Bereits im 13. Jahrhundert erhob sich auf dem steilen Felsen über St. Gallen eine wehrhafte Burg. Sie diente den Benediktinern des Stiftes Admont als Zufluchtsort, wenn das Kloster in unsicheren Zeiten nicht mehr ausreichend geschützt war. Heute ist die Burgruine Gallenstein ein Ort der Begegnung – nicht mehr für Verteidigung und Rückzug, sondern für Musik, Kunst und kulturellen Austausch.
Wenn sich von 14. bis 30. August 2026 die Tore der historischen Anlage öffnen, beginnt eine jener Veranstaltungsreihen, die weit über die Region hinausstrahlen. Seit 39 Jahren verfolgt das Festival St. Gallen einen außergewöhnlichen Ansatz: Es gibt keinen künstlerischen Leiter.

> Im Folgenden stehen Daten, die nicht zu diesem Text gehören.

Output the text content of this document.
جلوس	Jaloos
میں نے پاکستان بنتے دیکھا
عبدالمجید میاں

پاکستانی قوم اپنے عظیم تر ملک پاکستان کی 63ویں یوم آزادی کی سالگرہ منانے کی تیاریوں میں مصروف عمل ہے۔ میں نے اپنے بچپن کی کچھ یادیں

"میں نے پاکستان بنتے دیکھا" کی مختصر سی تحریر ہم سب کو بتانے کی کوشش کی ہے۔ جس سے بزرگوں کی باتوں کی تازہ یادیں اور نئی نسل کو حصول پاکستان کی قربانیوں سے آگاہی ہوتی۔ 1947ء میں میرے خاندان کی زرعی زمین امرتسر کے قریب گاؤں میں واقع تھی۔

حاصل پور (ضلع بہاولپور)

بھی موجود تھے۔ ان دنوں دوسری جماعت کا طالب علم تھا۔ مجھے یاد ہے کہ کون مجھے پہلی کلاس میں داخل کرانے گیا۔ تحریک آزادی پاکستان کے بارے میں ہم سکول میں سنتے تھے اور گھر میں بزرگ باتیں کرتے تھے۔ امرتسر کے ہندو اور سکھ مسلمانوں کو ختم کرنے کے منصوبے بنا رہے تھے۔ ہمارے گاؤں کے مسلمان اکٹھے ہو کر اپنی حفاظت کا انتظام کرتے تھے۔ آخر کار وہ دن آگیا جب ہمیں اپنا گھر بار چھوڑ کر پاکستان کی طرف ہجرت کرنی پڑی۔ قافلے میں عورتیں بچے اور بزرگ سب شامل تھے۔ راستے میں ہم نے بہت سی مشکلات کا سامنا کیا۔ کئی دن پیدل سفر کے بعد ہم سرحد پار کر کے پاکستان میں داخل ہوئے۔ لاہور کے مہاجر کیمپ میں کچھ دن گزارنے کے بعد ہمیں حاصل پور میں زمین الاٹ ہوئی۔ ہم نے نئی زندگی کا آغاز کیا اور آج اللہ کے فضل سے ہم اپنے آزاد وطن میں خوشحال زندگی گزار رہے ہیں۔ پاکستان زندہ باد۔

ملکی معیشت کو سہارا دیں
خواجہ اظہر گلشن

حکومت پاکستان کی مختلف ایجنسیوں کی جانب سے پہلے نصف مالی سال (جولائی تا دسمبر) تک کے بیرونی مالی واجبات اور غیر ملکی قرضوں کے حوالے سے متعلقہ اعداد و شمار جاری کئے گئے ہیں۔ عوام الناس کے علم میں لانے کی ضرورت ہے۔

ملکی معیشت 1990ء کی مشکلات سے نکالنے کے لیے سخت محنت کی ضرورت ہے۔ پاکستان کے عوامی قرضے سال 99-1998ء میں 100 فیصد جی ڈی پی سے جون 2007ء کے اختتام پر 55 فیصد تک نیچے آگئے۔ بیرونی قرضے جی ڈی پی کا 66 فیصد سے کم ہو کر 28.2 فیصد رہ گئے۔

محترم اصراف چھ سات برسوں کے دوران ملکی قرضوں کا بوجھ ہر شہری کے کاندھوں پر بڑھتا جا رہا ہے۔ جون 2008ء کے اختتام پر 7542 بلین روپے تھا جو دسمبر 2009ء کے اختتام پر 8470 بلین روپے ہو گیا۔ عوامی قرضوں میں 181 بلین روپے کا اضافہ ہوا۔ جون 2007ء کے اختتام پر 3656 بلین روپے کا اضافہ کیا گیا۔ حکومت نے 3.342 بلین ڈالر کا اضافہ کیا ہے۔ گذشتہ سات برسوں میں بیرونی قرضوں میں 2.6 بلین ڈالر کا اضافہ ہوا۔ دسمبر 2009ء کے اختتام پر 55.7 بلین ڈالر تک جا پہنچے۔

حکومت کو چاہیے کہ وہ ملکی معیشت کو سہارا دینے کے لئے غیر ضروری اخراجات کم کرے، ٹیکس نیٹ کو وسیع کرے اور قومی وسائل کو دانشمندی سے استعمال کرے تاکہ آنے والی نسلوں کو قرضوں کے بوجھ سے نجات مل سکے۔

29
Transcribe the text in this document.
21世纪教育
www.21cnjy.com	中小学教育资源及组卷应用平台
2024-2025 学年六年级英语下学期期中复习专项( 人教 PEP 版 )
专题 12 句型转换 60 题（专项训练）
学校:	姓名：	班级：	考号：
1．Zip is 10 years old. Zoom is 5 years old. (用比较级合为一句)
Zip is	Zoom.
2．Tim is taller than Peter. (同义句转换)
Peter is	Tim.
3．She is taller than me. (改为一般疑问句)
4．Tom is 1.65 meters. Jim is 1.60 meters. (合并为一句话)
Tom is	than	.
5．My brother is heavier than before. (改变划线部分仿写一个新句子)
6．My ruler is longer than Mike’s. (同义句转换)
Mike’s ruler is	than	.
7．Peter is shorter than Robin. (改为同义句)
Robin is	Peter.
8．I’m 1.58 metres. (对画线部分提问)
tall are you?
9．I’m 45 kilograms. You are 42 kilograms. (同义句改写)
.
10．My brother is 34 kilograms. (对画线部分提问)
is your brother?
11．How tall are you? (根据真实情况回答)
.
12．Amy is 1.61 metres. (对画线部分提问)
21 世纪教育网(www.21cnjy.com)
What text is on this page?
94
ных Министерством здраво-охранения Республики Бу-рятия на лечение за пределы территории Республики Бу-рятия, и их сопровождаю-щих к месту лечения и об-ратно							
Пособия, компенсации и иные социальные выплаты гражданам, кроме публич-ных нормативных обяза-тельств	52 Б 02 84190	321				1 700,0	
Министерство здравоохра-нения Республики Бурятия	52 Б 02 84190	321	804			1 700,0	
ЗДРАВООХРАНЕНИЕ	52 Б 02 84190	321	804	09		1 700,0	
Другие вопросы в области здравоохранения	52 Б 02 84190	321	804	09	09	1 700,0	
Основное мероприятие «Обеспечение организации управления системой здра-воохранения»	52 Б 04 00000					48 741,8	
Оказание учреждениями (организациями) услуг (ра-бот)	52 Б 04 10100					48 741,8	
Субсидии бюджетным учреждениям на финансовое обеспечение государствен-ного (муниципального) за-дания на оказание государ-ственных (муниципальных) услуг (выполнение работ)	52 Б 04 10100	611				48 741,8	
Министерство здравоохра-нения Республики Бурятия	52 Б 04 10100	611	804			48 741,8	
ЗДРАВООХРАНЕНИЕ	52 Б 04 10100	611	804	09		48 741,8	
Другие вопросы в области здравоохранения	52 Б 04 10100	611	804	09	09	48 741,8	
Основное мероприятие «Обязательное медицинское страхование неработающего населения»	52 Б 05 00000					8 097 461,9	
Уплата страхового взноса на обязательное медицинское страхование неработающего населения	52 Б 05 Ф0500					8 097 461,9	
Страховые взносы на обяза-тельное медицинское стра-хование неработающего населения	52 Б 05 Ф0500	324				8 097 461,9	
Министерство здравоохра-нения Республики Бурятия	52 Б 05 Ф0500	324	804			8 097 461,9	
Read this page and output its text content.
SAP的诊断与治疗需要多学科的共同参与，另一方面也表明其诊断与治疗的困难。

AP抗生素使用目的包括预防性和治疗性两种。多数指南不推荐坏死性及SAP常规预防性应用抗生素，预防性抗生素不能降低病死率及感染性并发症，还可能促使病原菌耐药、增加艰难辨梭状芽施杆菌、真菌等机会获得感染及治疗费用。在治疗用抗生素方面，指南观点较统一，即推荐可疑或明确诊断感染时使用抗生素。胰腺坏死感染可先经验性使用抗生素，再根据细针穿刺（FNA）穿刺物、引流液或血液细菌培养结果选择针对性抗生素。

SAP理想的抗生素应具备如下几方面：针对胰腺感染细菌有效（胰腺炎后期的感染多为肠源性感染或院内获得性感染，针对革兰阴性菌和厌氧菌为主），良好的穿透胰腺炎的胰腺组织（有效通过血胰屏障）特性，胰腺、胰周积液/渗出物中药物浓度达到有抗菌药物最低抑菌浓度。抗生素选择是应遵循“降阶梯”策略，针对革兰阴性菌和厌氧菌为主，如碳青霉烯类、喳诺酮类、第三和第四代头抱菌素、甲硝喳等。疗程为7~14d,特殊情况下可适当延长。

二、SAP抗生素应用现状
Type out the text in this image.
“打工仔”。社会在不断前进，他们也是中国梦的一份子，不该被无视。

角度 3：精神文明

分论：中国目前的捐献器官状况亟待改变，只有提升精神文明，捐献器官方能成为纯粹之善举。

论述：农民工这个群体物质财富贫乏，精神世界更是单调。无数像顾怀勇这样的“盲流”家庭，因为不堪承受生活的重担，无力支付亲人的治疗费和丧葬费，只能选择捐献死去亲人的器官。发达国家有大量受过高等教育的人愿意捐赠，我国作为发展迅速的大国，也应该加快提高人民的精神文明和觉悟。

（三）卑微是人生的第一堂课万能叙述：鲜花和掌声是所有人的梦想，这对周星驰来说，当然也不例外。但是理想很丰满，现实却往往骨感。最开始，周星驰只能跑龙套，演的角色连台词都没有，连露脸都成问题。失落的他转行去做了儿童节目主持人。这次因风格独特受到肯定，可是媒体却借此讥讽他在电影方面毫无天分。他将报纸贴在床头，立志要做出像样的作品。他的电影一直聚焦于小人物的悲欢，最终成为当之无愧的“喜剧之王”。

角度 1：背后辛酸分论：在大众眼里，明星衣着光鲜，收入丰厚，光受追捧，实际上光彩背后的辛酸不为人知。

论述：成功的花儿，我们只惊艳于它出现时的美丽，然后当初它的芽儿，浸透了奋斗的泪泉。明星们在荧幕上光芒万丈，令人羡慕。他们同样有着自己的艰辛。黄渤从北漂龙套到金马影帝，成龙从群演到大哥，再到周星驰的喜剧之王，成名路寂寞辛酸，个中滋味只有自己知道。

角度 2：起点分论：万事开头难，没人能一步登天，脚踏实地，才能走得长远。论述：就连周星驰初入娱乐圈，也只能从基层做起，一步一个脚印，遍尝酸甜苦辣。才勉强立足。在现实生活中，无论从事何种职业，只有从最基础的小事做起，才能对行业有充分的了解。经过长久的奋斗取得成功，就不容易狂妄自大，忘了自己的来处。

Stattdessen entstehen viele Programme im engen Austausch mit den eingeladenen Künstlerinnen und Künstlern. Proben, musikalische Begegnungen und spontane Ideen sind Teil des kreativen Prozesses und verleihen dem Festival seine besondere Atmosphäre. Getragen wird diese Philosophie vom Kulturkreis Gallenstein, dessen kleines Organisationsteam Jahr für Jahr ein Programm zusammenstellt, das Bewährtes mit Neuem verbindet. Klassische Musik trifft auf Jazz, Weltmusik, Literatur und Crossover-Projekte. Regionalität und Internationalität stehen dabei nicht im Widerspruch, sondern ergänzen einander zu einem lebendigen Kulturverständnis. Den Auftakt gestaltet der vielfach ausgezeichnete Geiger und Dirigent Emmanuel Tjeknavorian gemeinsam mit dem Pianisten Maximilian Kromer. Mit Werken von Janáček, Grieg, Beethoven und Ravel eröffnet das Violinenrecital die Festivalwochen. Wenige Tage später lädt Tjeknavorian erneut musikalische Weggefährten nach St. Gallen ein und widmet sich gemeinsam mit hochkarätigen Kammermusikpartnern Meisterwerken von Gabriel Fauré und Johannes Brahms.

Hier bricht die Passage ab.